Trying to delve into the inner workings of the deeply divided Atlanta school board is an exercise in futility and confusion.
That’s OK, though, because the board members’ simmering jealousies, resentments and suspicions of each other don’t really matter much to anybody but the members themselves.
On the issues that matter, achieving clarity is actually pretty simple.
– The board clearly isn’t divided by issues regarding education or policy or the welfare of students; it’s torn by disputes about who gets to be in charge, who said what to whom when, who gets the blame and who gets to say “I told you so.”
That’s bad enough. Trying to resolve that kind of internal, personal dispute through a lawsuit, as some board members are now threatening, would only cement the animosities now dividing the board. It would be an admission of failure, not a step toward resolution.
– The recent vote by a five-member board majority to toss aside the board’s duly elected leadership and install a new chairman was a clear violation of state law. The board has been informed of that fact by the state attorney general and by its own lawyer.
– If the board’s five-member majority continues to defy the attorney general’s opinion, it invites a loss of accreditation. Mark Elgart, president and CEO of the agency that accredits the district’s high schools, made the situation as explicit as possible in this week’s marathon board meeting.
“If you violate the state charter and you stay the course, it will cause problems with your accreditation,” he warned board members.
– If the district nonetheless continues on this course and is threatened with loss of accreditation, APS board members would almost certainly be stripped of their positions.
Earlier this year, Gov. Sonny Perdue signed Senate Bill 84, a school-board reform bill that gives him the power to intervene directly if a school or school district is threatened with loss of accreditation.
Under that new law, the governor has the power to suspend or permanently remove board members of such a district and replace them with his own appointees. Any Atlanta school board members who doubt the willingness, perhaps eagerness, of state officials to intervene in district affairs might want to think again in light of state GBI investigators now questioning district personnel regarding the CRCT cheating scandal.
(<strong>CORRECTION</strong>: <em>The provisions of SB84 cited above apply only to board members appointed or elected after July 1, 2010, which would exclude current members of the APS board. However, previous law also gives the governor authority to remove school board members after hearings before an administrative law judge.

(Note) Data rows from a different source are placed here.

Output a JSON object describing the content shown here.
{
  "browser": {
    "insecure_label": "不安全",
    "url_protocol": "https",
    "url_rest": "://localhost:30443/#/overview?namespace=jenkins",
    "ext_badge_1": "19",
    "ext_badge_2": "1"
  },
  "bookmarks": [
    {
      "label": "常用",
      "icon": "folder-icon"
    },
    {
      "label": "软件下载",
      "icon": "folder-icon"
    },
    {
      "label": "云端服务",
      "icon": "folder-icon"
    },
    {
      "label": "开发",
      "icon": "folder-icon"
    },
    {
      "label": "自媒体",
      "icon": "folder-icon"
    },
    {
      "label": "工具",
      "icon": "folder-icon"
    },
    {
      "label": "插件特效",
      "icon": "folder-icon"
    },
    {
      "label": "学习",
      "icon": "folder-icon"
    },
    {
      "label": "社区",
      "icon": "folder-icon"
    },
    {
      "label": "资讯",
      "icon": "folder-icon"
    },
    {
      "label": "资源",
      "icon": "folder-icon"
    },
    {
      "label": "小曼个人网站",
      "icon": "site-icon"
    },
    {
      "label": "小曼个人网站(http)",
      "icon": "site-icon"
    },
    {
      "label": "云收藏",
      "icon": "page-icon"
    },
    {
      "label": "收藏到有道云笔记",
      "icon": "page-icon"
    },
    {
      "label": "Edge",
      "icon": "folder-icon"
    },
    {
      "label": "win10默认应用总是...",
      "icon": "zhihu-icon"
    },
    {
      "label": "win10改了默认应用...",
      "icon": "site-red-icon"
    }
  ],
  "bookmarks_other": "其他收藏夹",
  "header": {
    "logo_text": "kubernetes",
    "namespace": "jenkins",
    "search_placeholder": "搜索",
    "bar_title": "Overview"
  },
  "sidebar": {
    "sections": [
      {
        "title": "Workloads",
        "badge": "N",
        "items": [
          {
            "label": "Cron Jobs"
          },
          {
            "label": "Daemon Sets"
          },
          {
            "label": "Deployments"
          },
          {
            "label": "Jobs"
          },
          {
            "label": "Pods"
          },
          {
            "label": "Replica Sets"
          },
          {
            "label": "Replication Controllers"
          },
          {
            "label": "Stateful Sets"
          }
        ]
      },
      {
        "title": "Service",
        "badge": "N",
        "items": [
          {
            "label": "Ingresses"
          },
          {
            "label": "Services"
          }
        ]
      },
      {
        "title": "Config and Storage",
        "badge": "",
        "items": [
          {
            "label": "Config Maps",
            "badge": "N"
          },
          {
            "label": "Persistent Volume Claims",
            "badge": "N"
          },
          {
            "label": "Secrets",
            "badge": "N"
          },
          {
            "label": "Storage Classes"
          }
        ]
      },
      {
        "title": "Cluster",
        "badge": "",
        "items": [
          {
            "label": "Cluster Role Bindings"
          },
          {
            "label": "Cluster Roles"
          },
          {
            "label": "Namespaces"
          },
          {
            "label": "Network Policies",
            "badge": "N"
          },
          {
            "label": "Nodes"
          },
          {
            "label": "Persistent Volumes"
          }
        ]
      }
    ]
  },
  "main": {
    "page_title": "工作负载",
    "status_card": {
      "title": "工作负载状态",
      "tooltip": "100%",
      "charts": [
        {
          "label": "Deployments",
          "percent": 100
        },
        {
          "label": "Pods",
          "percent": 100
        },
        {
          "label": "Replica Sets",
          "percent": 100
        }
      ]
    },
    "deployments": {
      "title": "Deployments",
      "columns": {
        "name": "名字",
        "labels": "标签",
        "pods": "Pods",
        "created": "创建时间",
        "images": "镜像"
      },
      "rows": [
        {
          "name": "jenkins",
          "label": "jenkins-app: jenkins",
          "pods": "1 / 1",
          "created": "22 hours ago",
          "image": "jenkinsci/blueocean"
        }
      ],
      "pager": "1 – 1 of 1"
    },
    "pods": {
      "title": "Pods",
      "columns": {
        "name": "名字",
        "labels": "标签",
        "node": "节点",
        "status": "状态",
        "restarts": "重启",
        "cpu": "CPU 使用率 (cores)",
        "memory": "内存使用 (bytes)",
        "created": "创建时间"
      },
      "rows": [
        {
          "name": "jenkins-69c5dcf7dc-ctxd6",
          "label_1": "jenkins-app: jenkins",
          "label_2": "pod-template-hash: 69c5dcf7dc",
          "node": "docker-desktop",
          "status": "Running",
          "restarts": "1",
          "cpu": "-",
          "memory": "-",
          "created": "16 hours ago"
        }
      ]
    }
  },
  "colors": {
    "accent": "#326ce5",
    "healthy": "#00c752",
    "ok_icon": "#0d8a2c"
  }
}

Perdue has used that power to remove school board members in Clayton and Warren counties</em>.)
– The contract of Atlanta Public Schools Superintendent Beverly Hall expires next June, and given all that has transpired, it seems likely that one way or another, her largely successful tenure as head of the Atlanta system will be coming to an end.
If that occurs, the board will soon find itself trying to find a replacement for Hall. No top-notch professional of Hall’s caliber is going to be drawn to a district with a deeply divided and thus unpredictable board.
In other words, the stakes are very high for the district, its employees, the children in its care and for the members of the board. If they cannot bring themselves to repair the damage they have done by their internal bickering, they jeopardize a decade’s worth of hard-won academic progress.
According to the five-member majority that installed Khaatim Sherrer El as the new chairman, the change was motivated by unhappiness with the previous board leadership’s handling of the CRCT cheating scandal.
On the surface, that’s a valid concern. For too long, Hall and the board did not seem to fully grasp the gravity of the threat that the scandal posed to the district and its reputation; as a result, they have lost control of the investigation and its outcome.
Under such a situation, board discontent was probably inevitable and even necessary.
However, El and others now in the board majority voiced no strong public dissent to that approach. Their discontent seems more driven by concerns about process — how decisions were made, and by whom — than the decisions themselves. In particular, El and his colleagues claim they were excluded from the creation of an outside commission to investigate the cheating scandal, a step that previous board leaders negotiated with the private, nonprofit Atlanta Education Fund.
Is their resentment justified? The answer is, it doesn’t matter, not with so much at stake. Get over it, follow the law, act as leaders, do your job.